Exploring the “American Primitive” with Mary Oliver

Where I come from, as far as the eye can see, there are houses. Rows and rows of houses all neatly organized on a grid, creating the suburban city of San Jose. Growing up, playing outdoors wasn’t a thing. Much of my youth was spent indoors with my butt planted firmly in my mother’s leather office chair, eyes fixated on the monitor in front of me. This fascination with technology, coupled with my ridiculously annoying allergies, placed a great strain on my relationship with nature. In today’s fast-paced technology-driven world, there isn’t time to stop and smell the roses.

Born and raised in the semi-rural suburb of Maple Heights, Ohio, Mary Oliver lived a much different life. A simpler life set in a simpler time. In the 1930s and 1940s, children played games under the sun and explored the woods near their houses. Parents left their doors unlocked at night because, after all, they knew everyone else in the neighborhood.

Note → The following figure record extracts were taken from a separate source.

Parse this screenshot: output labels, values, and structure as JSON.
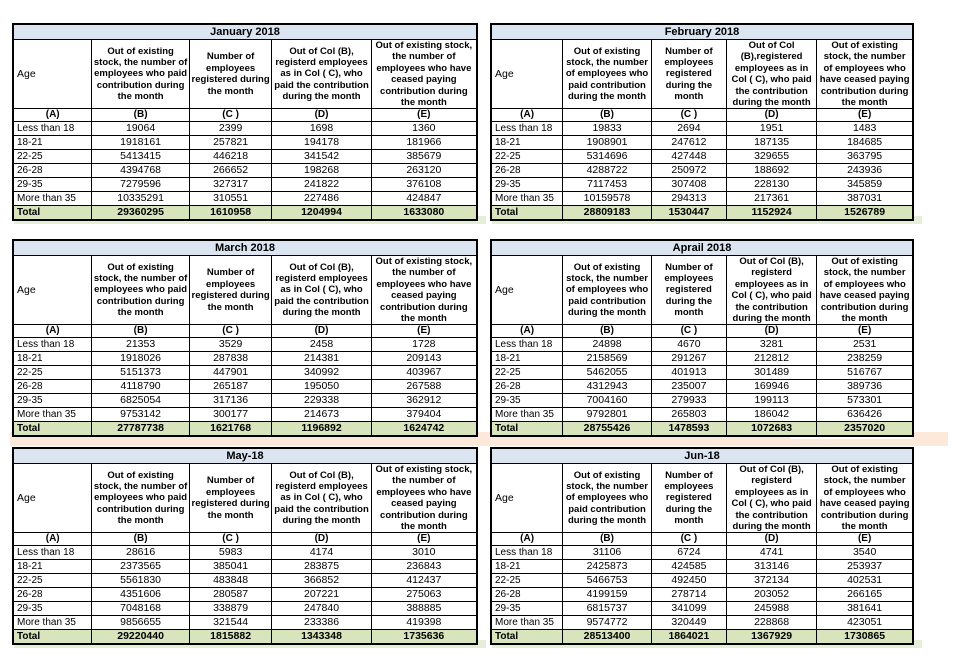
{
  "colors": {
    "title_bg": "#dbe5f1",
    "total_bg": "#d7e4bc",
    "strip_bg": "#e5eed6",
    "band_bg": "#fde9d9",
    "border": "#000000"
  },
  "tables": [
    {
      "title": "January 2018",
      "headers": [
        "Age",
        "Out of existing stock, the number of employees who paid contribution during the month",
        "Number of employees registered during the month",
        "Out of Col (B), registerd employees as in Col ( C), who paid the contribution during the month",
        "Out of existing stock, the number of employees who have ceased paying contribution during the month"
      ],
      "col_letters": [
        "(A)",
        "(B)",
        "(C )",
        "(D)",
        "(E)"
      ],
      "rows": [
        {
          "age": "Less than 18",
          "values": [
            "19064",
            "2399",
            "1698",
            "1360"
          ]
        },
        {
          "age": "18-21",
          "values": [
            "1918161",
            "257821",
            "194178",
            "181966"
          ]
        },
        {
          "age": "22-25",
          "values": [
            "5413415",
            "446218",
            "341542",
            "385679"
          ]
        },
        {
          "age": "26-28",
          "values": [
            "4394768",
            "266652",
            "198268",
            "263120"
          ]
        },
        {
          "age": "29-35",
          "values": [
            "7279596",
            "327317",
            "241822",
            "376108"
          ]
        },
        {
          "age": "More than 35",
          "values": [
            "10335291",
            "310551",
            "227486",
            "424847"
          ]
        }
      ],
      "total": {
        "label": "Total",
        "values": [
          "29360295",
          "1610958",
          "1204994",
          "1633080"
        ]
      }
    },
    {
      "title": "February 2018",
      "headers": [
        "Age",
        "Out of existing stock, the number of employees who paid contribution during the month",
        "Number of employees registered during the month",
        "Out of Col (B),registered employees as in Col ( C), who paid the contribution during the month",
        "Out of existing stock, the number of employees who have ceased paying contribution during the month"
      ],
      "col_letters": [
        "(A)",
        "(B)",
        "(C )",
        "(D)",
        "(E)"
      ],
      "rows": [
        {
          "age": "Less than 18",
          "values": [
            "19833",
            "2694",
            "1951",
            "1483"
          ]
        },
        {
          "age": "18-21",
          "values": [
            "1908901",
            "247612",
            "187135",
            "184685"
          ]
        },
        {
          "age": "22-25",
          "values": [
            "5314696",
            "427448",
            "329655",
            "363795"
          ]
        },
        {
          "age": "26-28",
          "values": [
            "4288722",
            "250972",
            "188692",
            "243936"
          ]
        },
        {
          "age": "29-35",
          "values": [
            "7117453",
            "307408",
            "228130",
            "345859"
          ]
        },
        {
          "age": "More than 35",
          "values": [
            "10159578",
            "294313",
            "217361",
            "387031"
          ]
        }
      ],
      "total": {
        "label": "Total",
        "values": [
          "28809183",
          "1530447",
          "1152924",
          "1526789"
        ]
      }
    },
    {
      "title": "March 2018",
      "headers": [
        "Age",
        "Out of existing stock, the number of employees who paid contribution during the month",
        "Number of employees registered during the month",
        "Out of Col (B), registerd employees as in Col ( C), who paid the contribution during the month",
        "Out of existing stock, the number of employees who have ceased paying contribution during the month"
      ],
      "col_letters": [
        "(A)",
        "(B)",
        "(C )",
        "(D)",
        "(E)"
      ],
      "rows": [
        {
          "age": "Less than 18",
          "values": [
            "21353",
            "3529",
            "2458",
            "1728"
          ]
        },
        {
          "age": "18-21",
          "values": [
            "1918026",
            "287838",
            "214381",
            "209143"
          ]
        },
        {
          "age": "22-25",
          "values": [
            "5151373",
            "447901",
            "340992",
            "403967"
          ]
        },
        {
          "age": "26-28",
          "values": [
            "4118790",
            "265187",
            "195050",
            "267588"
          ]
        },
        {
          "age": "29-35",
          "values": [
            "6825054",
            "317136",
            "229338",
            "362912"
          ]
        },
        {
          "age": "More than 35",
          "values": [
            "9753142",
            "300177",
            "214673",
            "379404"
          ]
        }
      ],
      "total": {
        "label": "Total",
        "values": [
          "27787738",
          "1621768",
          "1196892",
          "1624742"
        ]
      }
    },
    {
      "title": "Aprail 2018",
      "headers": [
        "Age",
        "Out of existing stock, the number of employees who paid contribution during the month",
        "Number of employees registered during the month",
        "Out of Col (B), registerd employees as in Col ( C), who paid the contribution during the month",
        "Out of existing stock, the number of employees who have ceased paying contribution during the month"
      ],
      "col_letters": [
        "(A)",
        "(B)",
        "(C )",
        "(D)",
        "(E)"
      ],
      "rows": [
        {
          "age": "Less than 18",
          "values": [
            "24898",
            "4670",
            "3281",
            "2531"
          ]
        },
        {
          "age": "18-21",
          "values": [
            "2158569",
            "291267",
            "212812",
            "238259"
          ]
        },
        {
          "age": "22-25",
          "values": [
            "5462055",
            "401913",
            "301489",
            "516767"
          ]
        },
        {
          "age": "26-28",
          "values": [
            "4312943",
            "235007",
            "169946",
            "389736"
          ]
        },
        {
          "age": "29-35",
          "values": [
            "7004160",
            "279933",
            "199113",
            "573301"
          ]
        },
        {
          "age": "More than 35",
          "values": [
            "9792801",
            "265803",
            "186042",
            "636426"
          ]
        }
      ],
      "total": {
        "label": "Total",
        "values": [
          "28755426",
          "1478593",
          "1072683",
          "2357020"
        ]
      }
    },
    {
      "title": "May-18",
      "headers": [
        "Age",
        "Out of existing stock, the number of employees who paid contribution during the month",
        "Number of employees registered during the month",
        "Out of Col (B), registerd employees as in Col ( C), who paid the contribution during the month",
        "Out of existing stock, the number of employees who have ceased paying contribution during the month"
      ],
      "col_letters": [
        "(A)",
        "(B)",
        "(C )",
        "(D)",
        "(E)"
      ],
      "rows": [
        {
          "age": "Less than 18",
          "values": [
            "28616",
            "5983",
            "4174",
            "3010"
          ]
        },
        {
          "age": "18-21",
          "values": [
            "2373565",
            "385041",
            "283875",
            "236843"
          ]
        },
        {
          "age": "22-25",
          "values": [
            "5561830",
            "483848",
            "366852",
            "412437"
          ]
        },
        {
          "age": "26-28",
          "values": [
            "4351606",
            "280587",
            "207221",
            "275063"
          ]
        },
        {
          "age": "29-35",
          "values": [
            "7048168",
            "338879",
            "247840",
            "388885"
          ]
        },
        {
          "age": "More than 35",
          "values": [
            "9856655",
            "321544",
            "233386",
            "419398"
          ]
        }
      ],
      "total": {
        "label": "Total",
        "values": [
          "29220440",
          "1815882",
          "1343348",
          "1735636"
        ]
      }
    },
    {
      "title": "Jun-18",
      "headers": [
        "Age",
        "Out of existing stock, the number of employees who paid contribution during the month",
        "Number of employees registered during the month",
        "Out of Col (B), registerd employees as in Col ( C), who paid the contribution during the month",
        "Out of existing stock, the number of employees who have ceased paying contribution during the month"
      ],
      "col_letters": [
        "(A)",
        "(B)",
        "(C )",
        "(D)",
        "(E)"
      ],
      "rows": [
        {
          "age": "Less than 18",
          "values": [
            "31106",
            "6724",
            "4741",
            "3540"
          ]
        },
        {
          "age": "18-21",
          "values": [
            "2425873",
            "424585",
            "313146",
            "253937"
          ]
        },
        {
          "age": "22-25",
          "values": [
            "5466753",
            "492450",
            "372134",
            "402531"
          ]
        },
        {
          "age": "26-28",
          "values": [
            "4199159",
            "278714",
            "203052",
            "266165"
          ]
        },
        {
          "age": "29-35",
          "values": [
            "6815737",
            "341099",
            "245988",
            "381641"
          ]
        },
        {
          "age": "More than 35",
          "values": [
            "9574772",
            "320449",
            "228868",
            "423051"
          ]
        }
      ],
      "total": {
        "label": "Total",
        "values": [
          "28513400",
          "1864021",
          "1367929",
          "1730865"
        ]
      }
    }
  ]
}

It is the daily happenings of this retrospective reality that Mary Oliver writes about in her Pulitzer Prize winning fifth collection of poems, American Primitive. Where other contemporary poets write about the now and the struggles we face today, Oliver reminisces about her childhood, drawing inspiration from it and writing about children, nature, and animals.

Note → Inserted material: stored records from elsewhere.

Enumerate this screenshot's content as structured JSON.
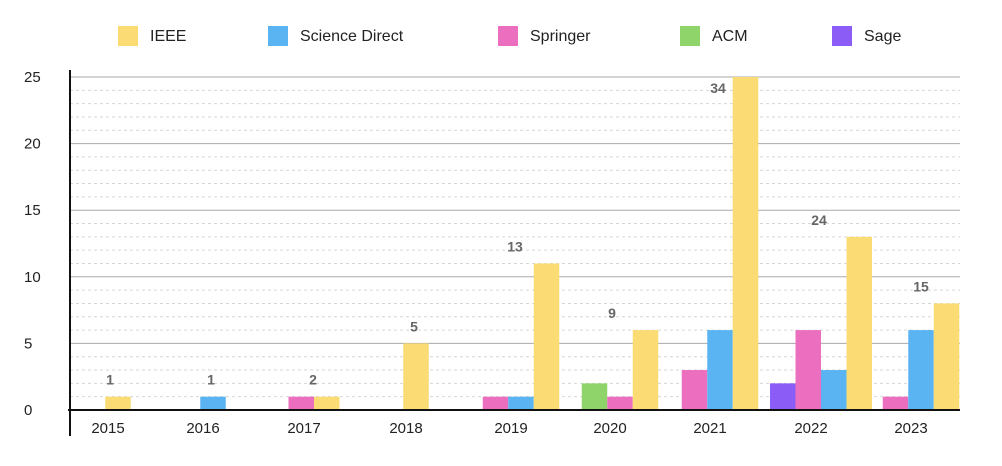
{
  "chart_data": {
    "type": "bar",
    "title": "",
    "xlabel": "",
    "ylabel": "",
    "ylim": [
      0,
      25
    ],
    "yticks": [
      0,
      5,
      10,
      15,
      20,
      25
    ],
    "grid": true,
    "legend_position": "top",
    "categories": [
      "2015",
      "2016",
      "2017",
      "2018",
      "2019",
      "2020",
      "2021",
      "2022",
      "2023"
    ],
    "series": [
      {
        "name": "Sage",
        "color": "#8b5cf6",
        "values": [
          0,
          0,
          0,
          0,
          0,
          0,
          0,
          2,
          0
        ]
      },
      {
        "name": "ACM",
        "color": "#8fd46b",
        "values": [
          0,
          0,
          0,
          0,
          0,
          2,
          0,
          0,
          0
        ]
      },
      {
        "name": "Springer",
        "color": "#ec6fbf",
        "values": [
          0,
          0,
          1,
          0,
          1,
          1,
          3,
          6,
          1
        ]
      },
      {
        "name": "Science Direct",
        "color": "#5bb4f2",
        "values": [
          0,
          1,
          0,
          0,
          1,
          0,
          6,
          3,
          6
        ]
      },
      {
        "name": "IEEE",
        "color": "#fbdc74",
        "values": [
          1,
          0,
          1,
          5,
          11,
          6,
          25,
          13,
          8
        ]
      }
    ],
    "legend_order": [
      "IEEE",
      "Science Direct",
      "Springer",
      "ACM",
      "Sage"
    ],
    "totals": [
      "1",
      "1",
      "2",
      "5",
      "13",
      "9",
      "34",
      "24",
      "15"
    ]
  }
}
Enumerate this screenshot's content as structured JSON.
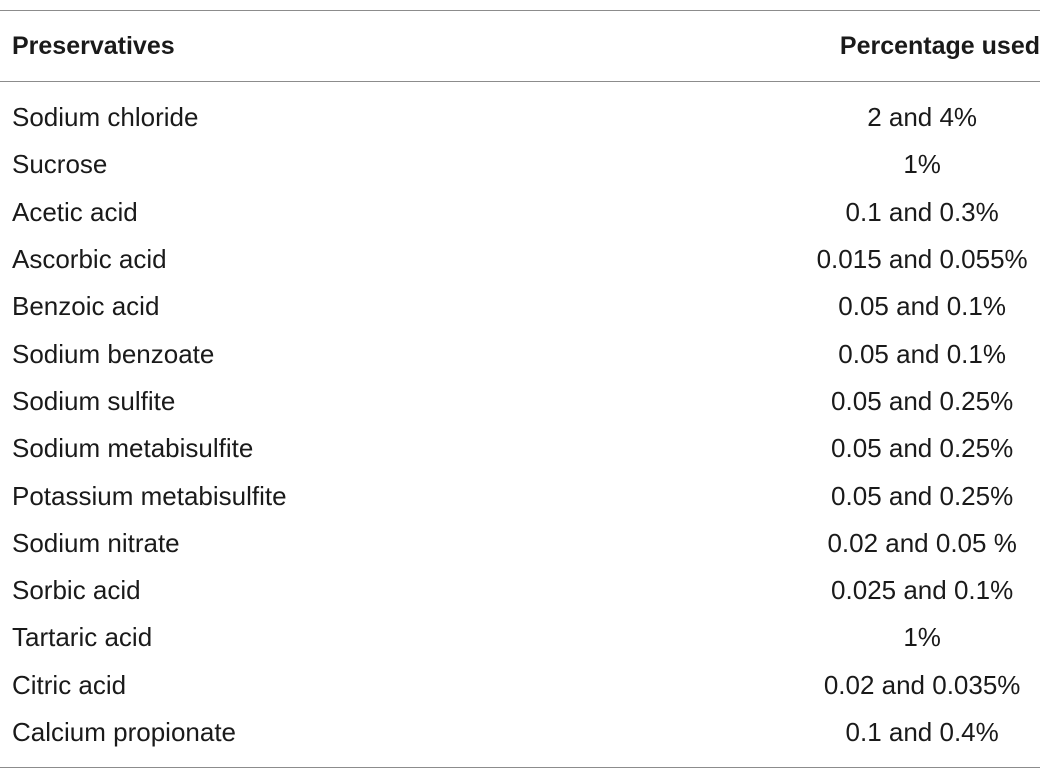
{
  "table": {
    "headers": {
      "name": "Preservatives",
      "value": "Percentage used"
    },
    "rows": [
      {
        "name": "Sodium chloride",
        "value": "2 and 4%"
      },
      {
        "name": "Sucrose",
        "value": "1%"
      },
      {
        "name": "Acetic acid",
        "value": "0.1 and 0.3%"
      },
      {
        "name": "Ascorbic acid",
        "value": "0.015 and 0.055%"
      },
      {
        "name": "Benzoic acid",
        "value": "0.05 and 0.1%"
      },
      {
        "name": "Sodium benzoate",
        "value": "0.05 and 0.1%"
      },
      {
        "name": "Sodium sulfite",
        "value": "0.05 and 0.25%"
      },
      {
        "name": "Sodium metabisulfite",
        "value": "0.05 and 0.25%"
      },
      {
        "name": "Potassium metabisulfite",
        "value": "0.05 and 0.25%"
      },
      {
        "name": "Sodium nitrate",
        "value": "0.02 and 0.05 %"
      },
      {
        "name": "Sorbic acid",
        "value": "0.025 and 0.1%"
      },
      {
        "name": "Tartaric acid",
        "value": "1%"
      },
      {
        "name": "Citric acid",
        "value": "0.02 and 0.035%"
      },
      {
        "name": "Calcium propionate",
        "value": "0.1 and 0.4%"
      }
    ]
  }
}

When assigned to read this collection by my English professor, I quite frankly wasn’t enthused. The prospect of reading dozens of poems about prickly bushes and furry squirrels didn’t have quite the appeal that the race and class conscious works of Sandra Cisneros or the poignant memoir-like poems of Yusef Komunyakaa had for me. So it came as a surprise to me that Oliver’s poetry resonated so much with me, someone who had no loving relationship with the very nature (pun intended) of her collection.

“But I got saved by poetry. And I got saved by the beauty of the world.” – Mary Oliver (Interview with Krista Tippett)

Oliver’s way of writing poetry is so universal that it’s hard to not imagine yourself in the shoes of her speaker. Locations in the poem have few actual names; it is always “the sea” or “the woods” that Oliver writes about. She writes with a strong respect for nature, almost giving it a personified voice and reason. Rarely do the poems seem personal; the speaker could be anyone.

It isn’t a wonder that Oliver writes so reverently of nature when she says that she was “saved by the beauty of the world.” In American Primitive, Oliver writes simply and concisely, sweeping away the complications of modernity and contemporary times to go back to the roots of what makes us human – our primal connection with the earth.

If you’ve ever been interested in poetry, but were too intimidated to start reading, Mary Oliver’s work isn’t a bad place to begin. Start with her poems, “The Lost Children” and “Tecumseh,” which speak volumes about the history of our country and truly embody the title of her collection, American Primitive.